Except Valens was jealous of his nephew’s prestige (Gratian had won several victories over barbarians in the west), and decided to claim all the glory for himself. He marched out and caught the Thervingi outside of Adrianople on August 9th, 378 AD. Neither the Thervingi nor the Emperor wanted a battle. Valens wanted to cow the Thervingi back into submission. The Thervingi wanted their treaty with the Empire and lands for themselves within the Empire’s borders.
So Valens and the Thervingi negotiated for most of the day, while Valens’ exhausted troops stood in the August sun. The Thervingi had also set some of the surrounding fields on fire so the smoke blew into the irritated soldiers’ faces. Finally a unit of Roman troops lost patience and attacked the Thervingi, and a moment later the entire Roman force attacked the Thervingi. The Romans were better equipped and better disciplined, but the Thervingi infantry managed to hold them off, if only barely.
And then it all fell apart. The Thervingi cavalry had been away foraging for supplies, and they returned to find the Roman army assaulting the Thervingi infantry. The horsemen promptly charged into the fray and hit the Romans from behind. Exhausted and demoralized, the Roman army collapsed in a rout, and the Thervingi pursued and killed as many of the troops as they could manage. Valens himself was killed in the collapse, and his body was never found. (One account says he was wounded and taken to a cottage. The rampaging Thervingi burned down the cottage, never realizing they could have captured a Roman Emperor alive.)
By the next day Valens was dead and about two-thirds of the Eastern Roman army had been destroyed. It was the worst defeat the Empire had suffered in nearly a hundred and twenty years. The Thervingi could not follow up on their victory (they had no siege equipment, and so could not take fortified cities), but it still took the Empire another four years to subdue the Thervingi. And when they did, the Thervingi submitted on favorable terms – they kept a large chunk of the lands they had taken in the Balkans, and remained essentially an autonomous subject nation within the Empire’s borders.

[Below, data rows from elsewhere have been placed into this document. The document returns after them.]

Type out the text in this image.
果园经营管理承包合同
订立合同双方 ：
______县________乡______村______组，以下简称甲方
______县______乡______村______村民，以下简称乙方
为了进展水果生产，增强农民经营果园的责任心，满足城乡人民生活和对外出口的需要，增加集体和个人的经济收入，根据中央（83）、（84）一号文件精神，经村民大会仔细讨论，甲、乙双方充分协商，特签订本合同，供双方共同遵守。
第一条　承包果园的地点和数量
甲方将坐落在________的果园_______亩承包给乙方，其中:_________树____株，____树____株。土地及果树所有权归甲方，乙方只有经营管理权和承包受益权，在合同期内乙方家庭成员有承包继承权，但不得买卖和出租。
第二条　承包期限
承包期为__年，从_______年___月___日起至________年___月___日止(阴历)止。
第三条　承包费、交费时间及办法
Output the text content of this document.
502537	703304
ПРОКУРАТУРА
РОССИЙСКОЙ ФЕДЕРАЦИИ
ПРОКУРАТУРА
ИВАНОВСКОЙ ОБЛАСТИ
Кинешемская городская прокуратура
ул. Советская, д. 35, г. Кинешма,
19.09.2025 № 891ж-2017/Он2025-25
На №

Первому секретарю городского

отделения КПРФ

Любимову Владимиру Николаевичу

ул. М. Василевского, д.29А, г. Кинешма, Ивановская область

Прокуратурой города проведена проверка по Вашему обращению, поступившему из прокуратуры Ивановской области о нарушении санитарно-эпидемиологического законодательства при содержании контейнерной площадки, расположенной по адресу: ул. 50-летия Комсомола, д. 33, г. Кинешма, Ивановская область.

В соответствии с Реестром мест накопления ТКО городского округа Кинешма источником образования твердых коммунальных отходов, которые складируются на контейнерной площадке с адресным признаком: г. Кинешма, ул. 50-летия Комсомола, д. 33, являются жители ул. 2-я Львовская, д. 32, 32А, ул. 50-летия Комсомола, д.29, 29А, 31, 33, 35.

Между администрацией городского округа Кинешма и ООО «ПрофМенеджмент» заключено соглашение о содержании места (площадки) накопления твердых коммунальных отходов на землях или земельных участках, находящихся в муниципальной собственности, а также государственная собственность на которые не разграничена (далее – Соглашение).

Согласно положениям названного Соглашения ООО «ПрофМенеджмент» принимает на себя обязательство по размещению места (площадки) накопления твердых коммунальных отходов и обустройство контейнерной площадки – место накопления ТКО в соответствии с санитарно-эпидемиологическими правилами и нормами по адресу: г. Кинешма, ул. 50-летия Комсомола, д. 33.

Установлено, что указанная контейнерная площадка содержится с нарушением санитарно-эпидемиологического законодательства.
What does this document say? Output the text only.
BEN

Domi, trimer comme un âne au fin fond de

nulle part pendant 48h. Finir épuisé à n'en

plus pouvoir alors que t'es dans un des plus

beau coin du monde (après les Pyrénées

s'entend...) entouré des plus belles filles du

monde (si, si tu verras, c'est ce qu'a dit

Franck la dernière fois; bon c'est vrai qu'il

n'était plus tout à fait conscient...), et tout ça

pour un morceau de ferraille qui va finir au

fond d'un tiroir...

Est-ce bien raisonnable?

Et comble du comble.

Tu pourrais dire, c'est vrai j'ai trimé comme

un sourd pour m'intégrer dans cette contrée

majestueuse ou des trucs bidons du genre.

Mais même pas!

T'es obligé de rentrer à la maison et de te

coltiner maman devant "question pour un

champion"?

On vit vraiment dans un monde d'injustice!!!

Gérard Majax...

Thirty years later, these Thervingi would form the core of Alaric’s Visigoths, who would sack Rome itself in 410 AD, and found a kingdom in Spain that would last until the Muslim conquest in 710 AD.
So, if you’ve read SOUL OF SORCERY, you can see where I got the inspiration for the Tervingi and their predicament in the book. Granted, the real Thervingi and the fictional Tervingi are very different, and what happens to the Tervingi in SOUL OF SORCERY is not at all like what happened to the historical Thervingi. But the root of the idea for SOUL OF SORCERY – a barbarian tribe desperately trying to get away from terrible enemy – had its genesis there.
For additional reading, my favorite book on the Battle of Adrianople is THE DAY OF THE BARBARIANS by Alessandro Barbero, and my favorite book on the late Roman Empire is Peter Heather’s THE FALL OF THE ROMAN EMPIRE: A NEW HISTORY OF ROME AND THE BARBARIANS.